As you may already know, since October 2015 the Safe Harbor agreement which allowed IT companies to transit people's private data between the E.U. and the U.S. is no longer valid. After Snowden disclosed the NSA's bulk data collection techniques, European courts no longer considered the United States as a place that will protect the private data of its citizens, so the pact was nullified  While, we, the regular people, didn't feel any major effects, tech companies (especially the smaller ones) suffered some big losses because of this. The good news is things are going back to normal as Europe and the United States have reached a new agreement called Privacy Shield.

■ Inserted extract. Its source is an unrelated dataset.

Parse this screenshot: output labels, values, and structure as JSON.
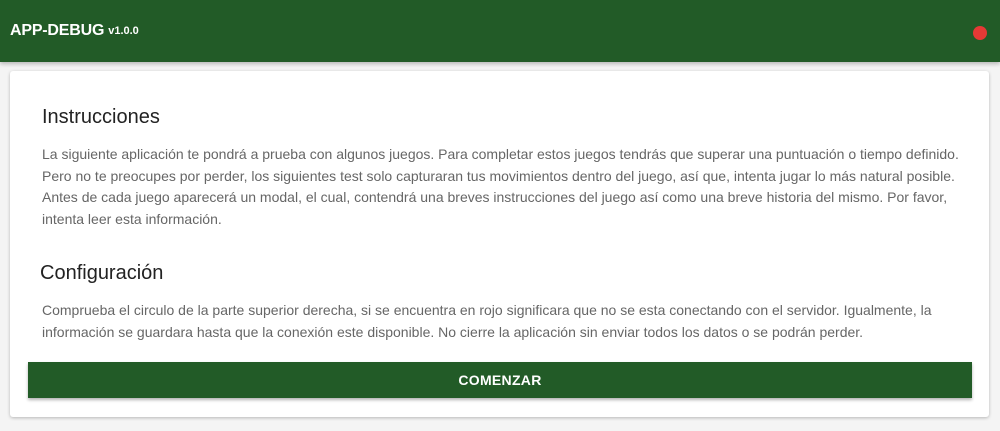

The bad news, however, is that I don't know how long this new pact will last.

In a simplified version, the pact states that both parties will "...protect the fundamental rights of Europeans where their data is transferred to the United States and ensure legal certainty for businesses." According to the agreement, the U.S. Department of Commerce and the Federal Trade Commission will keep a closer eye on the practices of the data transiting companies, and will collaborate more closely with the European data-protection agencies. Additionally, the parties will submit to annual reviews, which will ensure that the commitments are being upheld.

However, it seems that this is more of a temporary solution than a lasting one. Important names such as Sophie in 't Veld, vice-president and spokesperson for data protection for the Alliance of Liberal Democrats in Europe and Joe McNamee, Executive Director of European Digital Right stated that the legal terms of the pact are too vague and don't offer any meaningful protection to EU citizen. This probably means that the Privacy Shield won't hold up in court and it's only a matter of time before the pact is going to be challenged in a court of law and nullified.